Editions :http://www.publishroom.com/

Article paru à la sortie de son ouvrage

Son premier roman est pour Belle-Île

Originaire de la région parisienne, Jean-luc Komada se rend depuis près de cinquante ans dans l'île
 où il a écrit ce roman dont Sarah Bernhardt est le principal personnage.

Jean Luc Komada se rend depuis près d'une cinquantaine d'années à Belle-Ile,
 au coeur d'un village proche du Palais où il a écrit ce roman. 
« C'est une partie forte de ma construction ; mon point d'ancrage ; j'y ai toutes mes racines, un pied sur terre, l'autre dans la mer ; j'aime le site, mais aussi ses habitants et leur esprit de partage ».

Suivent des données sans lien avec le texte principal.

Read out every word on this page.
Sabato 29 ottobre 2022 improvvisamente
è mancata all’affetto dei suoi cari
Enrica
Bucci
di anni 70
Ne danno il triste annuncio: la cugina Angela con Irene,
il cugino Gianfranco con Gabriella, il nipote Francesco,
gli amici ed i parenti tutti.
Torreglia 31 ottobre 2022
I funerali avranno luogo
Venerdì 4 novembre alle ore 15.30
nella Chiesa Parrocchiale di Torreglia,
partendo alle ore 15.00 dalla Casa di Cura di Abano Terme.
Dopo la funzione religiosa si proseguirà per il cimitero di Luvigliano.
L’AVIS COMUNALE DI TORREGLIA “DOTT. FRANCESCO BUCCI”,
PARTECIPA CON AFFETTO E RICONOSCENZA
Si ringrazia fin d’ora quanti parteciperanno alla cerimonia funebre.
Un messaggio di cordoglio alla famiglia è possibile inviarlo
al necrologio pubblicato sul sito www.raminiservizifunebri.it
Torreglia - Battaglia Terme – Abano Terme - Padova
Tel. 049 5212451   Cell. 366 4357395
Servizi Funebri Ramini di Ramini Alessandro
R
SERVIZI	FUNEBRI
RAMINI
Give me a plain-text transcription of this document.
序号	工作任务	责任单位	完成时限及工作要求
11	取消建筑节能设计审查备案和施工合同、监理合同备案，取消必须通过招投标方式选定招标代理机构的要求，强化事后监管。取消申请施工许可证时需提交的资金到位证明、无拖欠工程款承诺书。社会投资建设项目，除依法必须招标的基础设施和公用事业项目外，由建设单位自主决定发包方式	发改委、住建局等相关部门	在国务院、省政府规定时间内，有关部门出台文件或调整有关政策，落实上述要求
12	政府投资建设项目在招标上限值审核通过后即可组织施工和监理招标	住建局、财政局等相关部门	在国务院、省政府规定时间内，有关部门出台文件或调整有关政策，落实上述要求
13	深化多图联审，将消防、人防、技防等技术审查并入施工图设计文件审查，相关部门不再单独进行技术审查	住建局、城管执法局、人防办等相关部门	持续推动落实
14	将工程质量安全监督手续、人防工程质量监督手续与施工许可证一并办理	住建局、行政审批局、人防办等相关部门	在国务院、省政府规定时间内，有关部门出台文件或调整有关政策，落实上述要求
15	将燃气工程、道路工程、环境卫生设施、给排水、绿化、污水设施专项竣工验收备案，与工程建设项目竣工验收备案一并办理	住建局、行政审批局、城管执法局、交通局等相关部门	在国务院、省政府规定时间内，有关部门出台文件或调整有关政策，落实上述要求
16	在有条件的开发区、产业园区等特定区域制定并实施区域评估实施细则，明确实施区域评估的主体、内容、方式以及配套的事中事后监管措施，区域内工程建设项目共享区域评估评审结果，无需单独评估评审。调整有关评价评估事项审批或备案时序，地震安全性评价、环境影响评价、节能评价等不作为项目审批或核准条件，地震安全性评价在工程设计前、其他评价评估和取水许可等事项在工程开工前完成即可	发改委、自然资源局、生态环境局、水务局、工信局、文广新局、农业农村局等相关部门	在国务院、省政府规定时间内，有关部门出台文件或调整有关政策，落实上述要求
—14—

Plus jeune, il a été marqué par le personnage de Nanie Clément,
 « la gardienne de la citadelle Vauban ».
C'est elle qui lui a parlé de Sarah Bernhardt, 
« cette femme hors du commun, qui savait reconnaître les qualités d'âme et de coeur des personnes ».
Jean Luc a très souvent joué dans le fortin de la pointe des Poulains, alors abandonné et délabré.
« Il y régnait une ambiance : bien que vide il semblait encore habité ».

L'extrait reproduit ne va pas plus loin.